Future precipitation change is anticipated to have a profound influence on ecosystem carbon (C) cycling, especially soil respiration, the largest C flux from the terrestrial ecosystem to the atmosphere. Due to different substrate sources and biological processes, the heterotrophic (SR _h ) and autotrophic (SR _a ) components of soil respiration (SR _tot ) may respond to changing precipitation in different ways. Determining the differential responses of SR _h and SR _a to precipitation will facilitate our evaluation of soil C storage and stability under future precipitation change. Here, a 3-year precipitation manipulation experiment with 5 levels of precipitation (±60%, ±30% and ambient growing season precipitation) was conducted in a semiarid steppe to determine the influence of precipitation on soil respiration.
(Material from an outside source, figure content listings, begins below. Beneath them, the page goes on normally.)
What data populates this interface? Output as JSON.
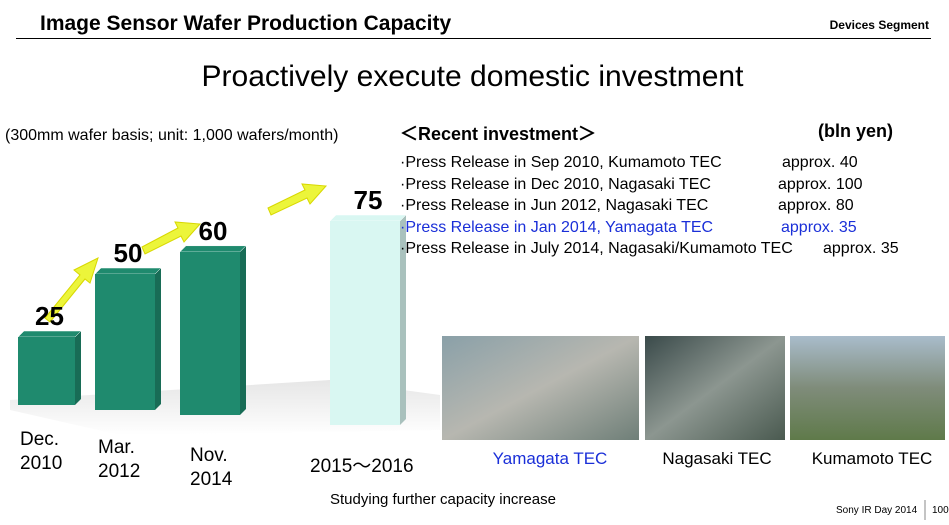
{
  "header": {
    "title": "Image Sensor Wafer Production Capacity",
    "segment": "Devices Segment"
  },
  "headline": "Proactively execute domestic investment",
  "chart_data": {
    "type": "bar",
    "subtitle": "(300mm wafer basis; unit: 1,000 wafers/month)",
    "categories": [
      "Dec. 2010",
      "Mar. 2012",
      "Nov. 2014",
      "2015～2016"
    ],
    "values": [
      25,
      50,
      60,
      75
    ],
    "colors": [
      "#1f8a6e",
      "#1f8a6e",
      "#1f8a6e",
      "#d9f7f2"
    ],
    "note": "Studying further capacity increase"
  },
  "investment": {
    "title": "＜Recent investment＞",
    "unit": "(bln yen)",
    "items": [
      {
        "text": "·Press Release in Sep 2010, Kumamoto TEC",
        "amount": "approx. 40"
      },
      {
        "text": "·Press Release in Dec 2010, Nagasaki TEC",
        "amount": "approx. 100"
      },
      {
        "text": "·Press Release in Jun 2012,  Nagasaki TEC",
        "amount": "approx. 80"
      },
      {
        "text": "·Press Release in Jan 2014,  Yamagata TEC",
        "amount": "approx. 35"
      },
      {
        "text": "·Press Release in July 2014,  Nagasaki/Kumamoto TEC",
        "amount": "approx. 35"
      }
    ]
  },
  "photos": [
    "Yamagata TEC",
    "Nagasaki TEC",
    "Kumamoto TEC"
  ],
  "footer": {
    "event": "Sony IR Day 2014",
    "page": "100"
  }
}
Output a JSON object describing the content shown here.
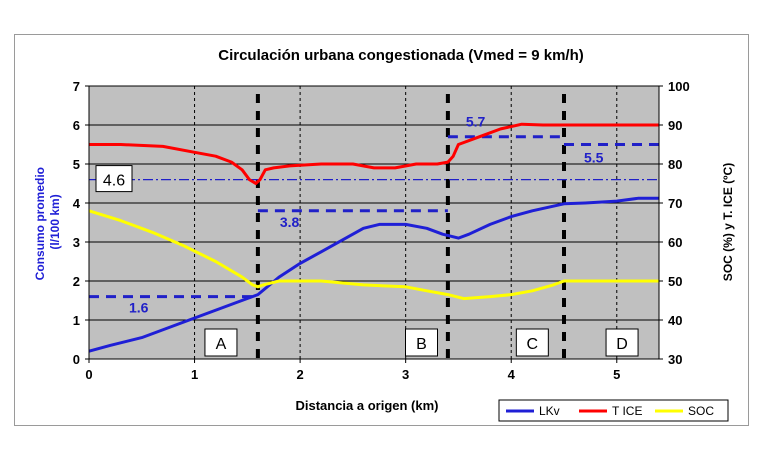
{
  "chart_data": {
    "type": "line",
    "title": "Circulación urbana congestionada (Vmed = 9 km/h)",
    "xlabel": "Distancia a origen (km)",
    "ylabel_lines": [
      "Consumo promedio",
      "(l/100 km)"
    ],
    "y2label": "SOC (%) y T. ICE (ºC)",
    "xlim": [
      0,
      5.4
    ],
    "ylim": [
      0,
      7
    ],
    "y2lim": [
      30,
      100
    ],
    "xticks": [
      0,
      1,
      2,
      3,
      4,
      5
    ],
    "yticks": [
      0,
      1,
      2,
      3,
      4,
      5,
      6,
      7
    ],
    "y2ticks": [
      30,
      40,
      50,
      60,
      70,
      80,
      90,
      100
    ],
    "grid": true,
    "legend_position": "bottom-right",
    "series": [
      {
        "name": "LKv",
        "axis": "left",
        "color": "#1f1fd6",
        "x": [
          0,
          0.2,
          0.5,
          0.8,
          1.1,
          1.4,
          1.6,
          1.8,
          2.0,
          2.2,
          2.4,
          2.6,
          2.75,
          3.0,
          3.2,
          3.35,
          3.5,
          3.6,
          3.8,
          4.0,
          4.2,
          4.5,
          4.7,
          5.0,
          5.2,
          5.4
        ],
        "y": [
          0.2,
          0.35,
          0.55,
          0.85,
          1.15,
          1.45,
          1.65,
          2.1,
          2.45,
          2.75,
          3.05,
          3.35,
          3.45,
          3.45,
          3.35,
          3.2,
          3.1,
          3.2,
          3.45,
          3.65,
          3.8,
          3.98,
          4.0,
          4.05,
          4.12,
          4.12
        ]
      },
      {
        "name": "T ICE",
        "axis": "right",
        "color": "#ff0000",
        "x": [
          0,
          0.3,
          0.7,
          1.0,
          1.2,
          1.35,
          1.45,
          1.52,
          1.58,
          1.62,
          1.67,
          1.75,
          1.9,
          2.2,
          2.5,
          2.7,
          2.9,
          3.1,
          3.3,
          3.4,
          3.45,
          3.5,
          3.7,
          3.9,
          4.1,
          4.3,
          4.6,
          5.0,
          5.4
        ],
        "y": [
          85,
          85,
          84.5,
          83,
          82,
          80.5,
          78.5,
          76,
          75,
          76,
          78.5,
          79,
          79.5,
          80,
          80,
          79,
          79,
          80,
          80,
          80.5,
          82,
          85,
          87,
          89,
          90.2,
          90,
          90,
          90,
          90
        ]
      },
      {
        "name": "SOC",
        "axis": "right",
        "color": "#ffff00",
        "x": [
          0,
          0.3,
          0.6,
          0.9,
          1.2,
          1.45,
          1.55,
          1.6,
          1.65,
          1.8,
          2.2,
          2.6,
          3.0,
          3.2,
          3.4,
          3.55,
          3.8,
          4.0,
          4.2,
          4.4,
          4.5,
          4.7,
          5.0,
          5.4
        ],
        "y": [
          68,
          65.5,
          62.5,
          59,
          55,
          51,
          49,
          48.5,
          49,
          50,
          50,
          49,
          48.5,
          47.5,
          46.5,
          45.5,
          46,
          46.5,
          47.5,
          49,
          50,
          50,
          50,
          50
        ]
      }
    ],
    "dashed_segments": [
      {
        "x": [
          0,
          1.6
        ],
        "y": 1.6,
        "label": "1.6"
      },
      {
        "x": [
          1.6,
          3.4
        ],
        "y": 3.8,
        "label": "3.8"
      },
      {
        "x": [
          3.4,
          4.5
        ],
        "y": 5.7,
        "label": "5.7"
      },
      {
        "x": [
          4.5,
          5.4
        ],
        "y": 5.5,
        "label": "5.5"
      }
    ],
    "average_line": {
      "y": 4.6,
      "label": "4.6"
    },
    "phase_boundaries": [
      1.6,
      3.4,
      4.5
    ],
    "phases": [
      {
        "label": "A",
        "x": 1.25
      },
      {
        "label": "B",
        "x": 3.15
      },
      {
        "label": "C",
        "x": 4.2
      },
      {
        "label": "D",
        "x": 5.05
      }
    ]
  }
}
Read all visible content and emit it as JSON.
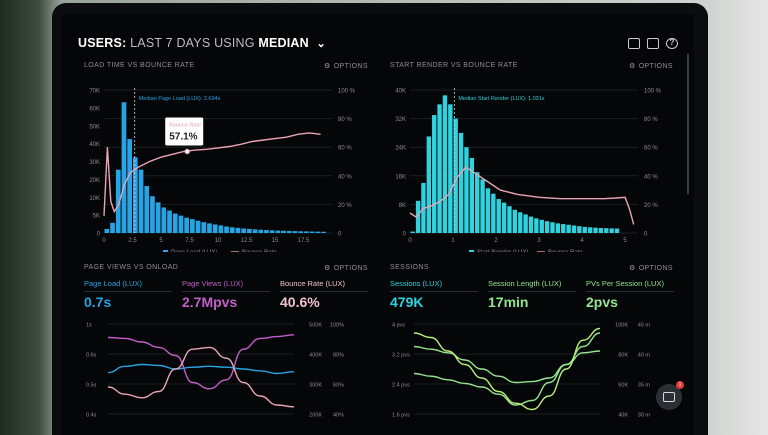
{
  "header": {
    "users_label": "USERS:",
    "range_label": "LAST 7 DAYS",
    "using_label": "USING",
    "stat_label": "MEDIAN",
    "chevron": "chevron-down-icon",
    "icons": [
      "monitor-icon",
      "image-icon",
      "help-icon"
    ]
  },
  "options_label": "OPTIONS",
  "panels": {
    "load_time": {
      "title": "LOAD TIME VS BOUNCE RATE",
      "median_label": "Median Page Load (LUX): 2.694s",
      "tooltip_label": "Bounce Rate",
      "tooltip_value": "57.1%",
      "legend": [
        "Page Load (LUX)",
        "Bounce Rate"
      ]
    },
    "start_render": {
      "title": "START RENDER VS BOUNCE RATE",
      "median_label": "Median Start Render (LUX): 1.031s",
      "legend": [
        "Start Render (LUX)",
        "Bounce Rate"
      ]
    },
    "page_views": {
      "title": "PAGE VIEWS VS ONLOAD",
      "metrics": [
        {
          "label": "Page Load (LUX)",
          "value": "0.7s"
        },
        {
          "label": "Page Views (LUX)",
          "value": "2.7Mpvs"
        },
        {
          "label": "Bounce Rate (LUX)",
          "value": "40.6%"
        }
      ]
    },
    "sessions": {
      "title": "SESSIONS",
      "metrics": [
        {
          "label": "Sessions (LUX)",
          "value": "479K"
        },
        {
          "label": "Session Length (LUX)",
          "value": "17min"
        },
        {
          "label": "PVs Per Session (LUX)",
          "value": "2pvs"
        }
      ]
    }
  },
  "colors": {
    "blue": "#27a4e6",
    "cyan": "#2fd2de",
    "pink": "#e8a4b6",
    "purple": "#c25fc8",
    "green": "#93e68e",
    "red": "#ef4d78",
    "grid": "#1c1f23",
    "axis": "#8b9096"
  },
  "chart_data": [
    {
      "type": "bar",
      "title": "LOAD TIME VS BOUNCE RATE",
      "x_ticks": [
        "0",
        "2.5",
        "5",
        "7.5",
        "10",
        "12.5",
        "15",
        "17.5"
      ],
      "y_left_ticks": [
        "0",
        "5K",
        "10K",
        "20K",
        "30K",
        "40K",
        "50K",
        "60K",
        "70K"
      ],
      "y_right_ticks": [
        "0",
        "20 %",
        "40 %",
        "60 %",
        "80 %",
        "100 %"
      ],
      "ylim_left": [
        0,
        70000
      ],
      "xlim": [
        0,
        20
      ],
      "median_x": 2.694,
      "series": [
        {
          "name": "Page Load (LUX)",
          "kind": "bar",
          "x_start": 0,
          "bin_width": 0.5,
          "values": [
            2000,
            5000,
            31000,
            64000,
            46000,
            37000,
            31000,
            23000,
            18000,
            15000,
            12500,
            11000,
            9500,
            8500,
            7500,
            6800,
            6000,
            5300,
            4700,
            4200,
            3700,
            3200,
            2800,
            2500,
            2200,
            2000,
            1800,
            1600,
            1450,
            1300,
            1200,
            1100,
            1000,
            920,
            850,
            780,
            720,
            660,
            600
          ]
        },
        {
          "name": "Bounce Rate",
          "kind": "line",
          "x": [
            0,
            0.3,
            0.6,
            0.9,
            1.3,
            1.8,
            2.3,
            3,
            4,
            5,
            6,
            7,
            8,
            9,
            10,
            11,
            12,
            13,
            14,
            15,
            16,
            17,
            18,
            19
          ],
          "values": [
            12,
            60,
            22,
            15,
            20,
            34,
            42,
            46,
            50,
            53,
            55,
            57,
            58,
            58.5,
            59.5,
            60.5,
            62,
            64,
            65,
            66,
            67,
            69,
            70,
            69
          ]
        }
      ]
    },
    {
      "type": "bar",
      "title": "START RENDER VS BOUNCE RATE",
      "x_ticks": [
        "0",
        "1",
        "2",
        "3",
        "4",
        "5"
      ],
      "y_left_ticks": [
        "0",
        "8K",
        "16K",
        "24K",
        "32K",
        "40K"
      ],
      "y_right_ticks": [
        "0",
        "20 %",
        "40 %",
        "60 %",
        "80 %",
        "100 %"
      ],
      "ylim_left": [
        0,
        40000
      ],
      "xlim": [
        0,
        5.3
      ],
      "median_x": 1.031,
      "series": [
        {
          "name": "Start Render (LUX)",
          "kind": "bar",
          "x_start": 0,
          "bin_width": 0.125,
          "values": [
            400,
            9000,
            14000,
            27000,
            33000,
            36000,
            38500,
            36000,
            32000,
            28000,
            24000,
            21000,
            17000,
            15000,
            12500,
            11000,
            9500,
            8500,
            7500,
            6500,
            5800,
            5200,
            4600,
            4100,
            3700,
            3300,
            3000,
            2700,
            2500,
            2300,
            2100,
            1900,
            1700,
            1600,
            1500,
            1400,
            1350,
            1300,
            1250
          ]
        },
        {
          "name": "Bounce Rate",
          "kind": "line",
          "x": [
            0,
            0.15,
            0.3,
            0.5,
            0.7,
            0.9,
            1.1,
            1.3,
            1.5,
            1.8,
            2.1,
            2.5,
            3,
            3.5,
            4,
            4.5,
            4.8,
            5,
            5.1,
            5.2
          ],
          "values": [
            14,
            11,
            17,
            19,
            22,
            27,
            39,
            46,
            42,
            36,
            30,
            27,
            25,
            24,
            24,
            24,
            24.5,
            25,
            17,
            6
          ]
        }
      ]
    },
    {
      "type": "line",
      "title": "PAGE VIEWS VS ONLOAD",
      "y_left_ticks": [
        "0.4s",
        "0.5s",
        "0.6s",
        "1s"
      ],
      "y_mid_ticks": [
        "200K",
        "300K",
        "400K",
        "500K"
      ],
      "y_right_ticks": [
        "40%",
        "60%",
        "80%",
        "100%"
      ],
      "series": [
        {
          "name": "Page Load (LUX)",
          "values": [
            0.46,
            0.53,
            0.55,
            0.54,
            0.5,
            0.52,
            0.53,
            0.52,
            0.5,
            0.48,
            0.45,
            0.47
          ]
        },
        {
          "name": "Page Views (LUX)",
          "values": [
            0.85,
            0.84,
            0.8,
            0.74,
            0.65,
            0.35,
            0.28,
            0.38,
            0.72,
            0.84,
            0.86,
            0.88
          ]
        },
        {
          "name": "Bounce Rate (LUX)",
          "values": [
            0.3,
            0.22,
            0.18,
            0.25,
            0.5,
            0.72,
            0.74,
            0.62,
            0.35,
            0.2,
            0.1,
            0.08
          ]
        }
      ]
    },
    {
      "type": "line",
      "title": "SESSIONS",
      "y_left_ticks": [
        "1.6 pvs",
        "2.4 pvs",
        "3.2 pvs",
        "4 pvs"
      ],
      "y_mid_ticks": [
        "40K",
        "60K",
        "80K",
        "100K"
      ],
      "y_right_ticks": [
        "30 m",
        "35 m",
        "40 m",
        "45 m"
      ],
      "series": [
        {
          "name": "Sessions (LUX)",
          "values": [
            0.75,
            0.72,
            0.68,
            0.6,
            0.5,
            0.42,
            0.35,
            0.36,
            0.4,
            0.55,
            0.75,
            0.9
          ]
        },
        {
          "name": "Session Length (LUX)",
          "values": [
            0.45,
            0.42,
            0.38,
            0.34,
            0.3,
            0.22,
            0.1,
            0.15,
            0.35,
            0.55,
            0.68,
            0.7
          ]
        },
        {
          "name": "PVs Per Session (LUX)",
          "values": [
            0.9,
            0.85,
            0.7,
            0.55,
            0.4,
            0.25,
            0.12,
            0.05,
            0.2,
            0.5,
            0.82,
            0.95
          ]
        }
      ]
    }
  ]
}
Results showed that SR _tot increased nonlinearly with increasing water supply, in which, SR _h increased much more than SR _a . Consequently, the ratio of SR _h to SR _tot was enhanced significantly with increasing precipitation, i.e., from 41% to 62% as precipitation increased from 122 mm to 408 mm. Structural equation modeling analysis indicated that changes in SR _h and SR _a were predominated by the soil water content (SWC) and plant growth, respectively. The stronger effects exerted by changes in precipitation on SWC compared with plant growth contributed to the greater change in SR _h than in SR _a . Additionally, SR _a exhibited a higher temperature sensitivity than SR _h . Thus, the increased soil temperature in the drought treatments had greater influence on SR _a than SR _h , and greatly offset the influence of drought stress on SR _a , leading to the smaller change in SR _a compared with SR _h . Our study highlights the different responses of the two soil respiration components to changing precipitation. These results indicate that future increases in precipitation in semiarid regions will increase soil heterotrophic respiration which may accelerate the turnover of soil C, and further affect the stability of soil C stock.